En tant que communauté


Quand l'homme bénit Dieu, en fait il lui rend grâce: la bénédiction prend d'habitude le nom de doxologie. Ses formes les plus anciennes sont conservées dans le Psautier, mais puisqu'elles varient et que nous avons la preuve que leur formulation a changé, il peut ne pas être inutile de les citer. Comme on le sait, le Psautier est divisé en cinq livres. Chacun se termine par une doxologie. Dans les quatre premiers livres, la doxologie consiste en une phrase; dans le cinquième livre, elle est représentée par le psaume 150, qui est vraiment une finale magnifique pour un recueil d'hymnes.

Le livre I se termine par (Ps 41,13; hébr. 14):
Béni soit le Seigneur, Dieu d'Israël, depuis toujours et à jamais (lift. depuis le monde jusqu'au monde) Amen! Amen!

Le livre II par (Ps 72, 18-19):
Béni soit le Seigneur, Dieu d'Israël, qui seul fait des merveilles; Et béni soit à jamais son nom glorieux, que sa gloire remplisse toute la terre! Amen! Amen!

Le livre III par (Ps 89,52, hébr. 53):
Béni soit le Seigneur à jamais!

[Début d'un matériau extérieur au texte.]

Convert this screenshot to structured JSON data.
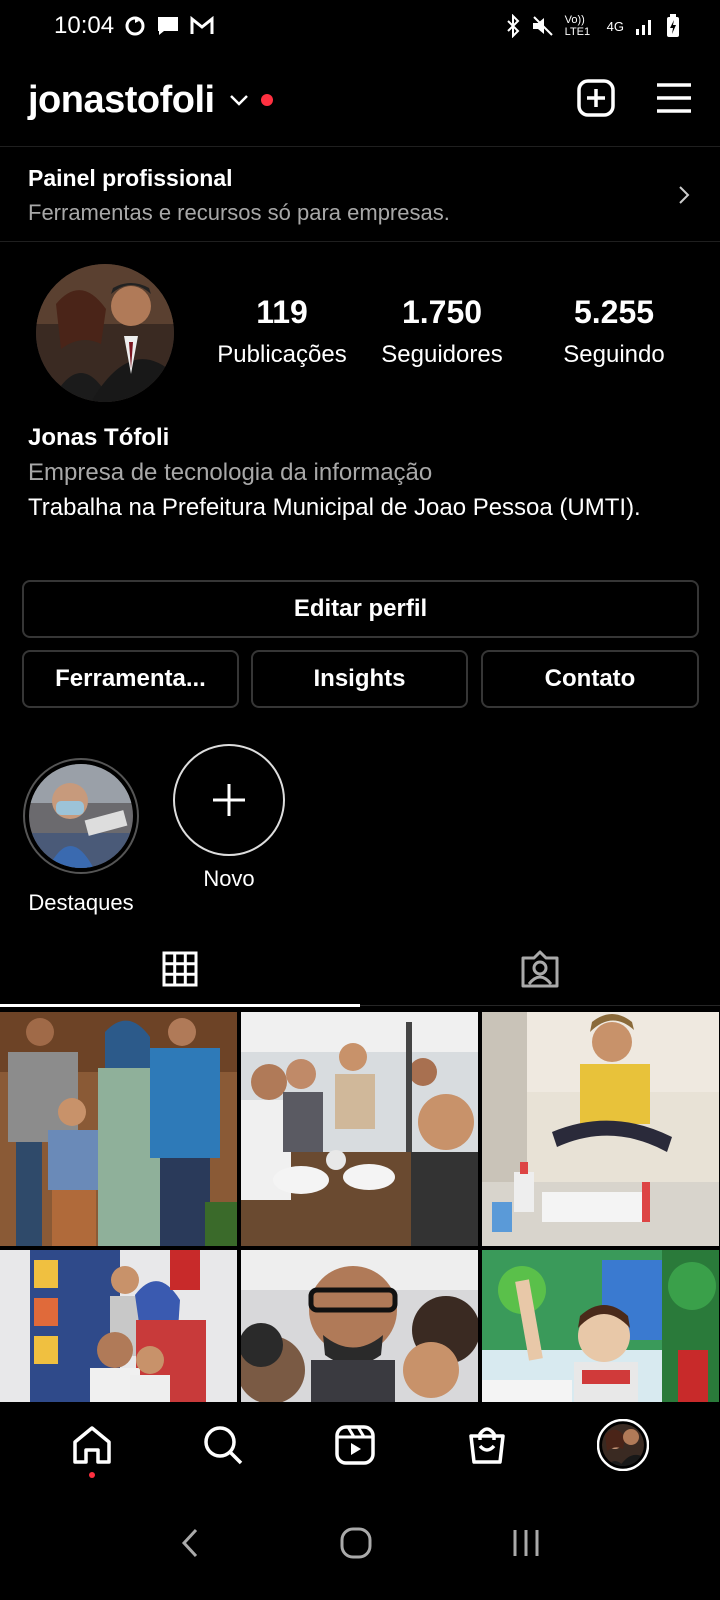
{
  "status_bar": {
    "time": "10:04",
    "volte": "Vo)) LTE1",
    "network": "4G"
  },
  "header": {
    "username": "jonastofoli"
  },
  "panel": {
    "title": "Painel profissional",
    "subtitle": "Ferramentas e recursos só para empresas."
  },
  "stats": [
    {
      "value": "119",
      "label": "Publicações"
    },
    {
      "value": "1.750",
      "label": "Seguidores"
    },
    {
      "value": "5.255",
      "label": "Seguindo"
    }
  ],
  "bio": {
    "name": "Jonas Tófoli",
    "category": "Empresa de tecnologia da informação",
    "text": "Trabalha na Prefeitura Municipal de Joao Pessoa (UMTI)."
  },
  "buttons": {
    "edit_profile": "Editar perfil",
    "tools": "Ferramenta...",
    "insights": "Insights",
    "contact": "Contato"
  },
  "highlights": [
    {
      "label": "Destaques"
    },
    {
      "label": "Novo"
    }
  ],
  "tabs": [
    "grid-icon",
    "tagged-icon"
  ],
  "bottom_nav": [
    "home-icon",
    "search-icon",
    "reels-icon",
    "shop-icon",
    "profile-avatar"
  ],
  "colors": {
    "background": "#000000",
    "notification_dot": "#ff3040",
    "secondary_text": "#a8a8a8",
    "button_border": "#363636"
  }
}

Amen! Amen!

Le livre IV par (Ps 106,49):
Béni soit le Seigneur, Dieu d'Israël depuis toujours jusqu'a toujours! Et tout le peuple dira: Amen, célébrez Yah!

Si les doxologies du Psautier représentent une forme développée de la bénédiction, on peut en voir le germe dans des parties plus anciennes des Ecritures. Il faut remarquer que le sens premier de la racine hébraïque dont est tiré le mot Berakhah (ou bénédiction) est « s'agenouiller ». Berek veut dire « genou », et Berekhah « une nappe d'eau » près de laquelle on s'agenouille pour boire. Car à l'origine, lorsqu'on bénissait Dieu, on s'agenouillait en un acte d'adoration; et quand on bénissait d'autres êtres humains, on restait debout. C'est pourquoi il est écrit: « Entrez, prosternons-nous, inclinons-nous, mettons-nous à genoux en présence du Seigneur qui nous a faits » (Ps 95,6). Ici le mot « se mettre à genoux » n'est qu'une autre forme du verbe « bénir ». Dans un des poèmes les plus anciens de la Bible, le cantique de Déborah, apparaît la forme la plus simple de la doxologie: « Au moment où le peuple s'offre librement, bénissez le Seigneur! (Jg 5, 2 et 9). Et sous cette simple forme « Bénissez le Seigneur » s'ouvrent les liturgies du matin et du soir de la Synagogue et de l'Eglise, même si dans l'office juif du matin cela est moins clair du fait qu'on y a intégré certains éléments de la prière privée...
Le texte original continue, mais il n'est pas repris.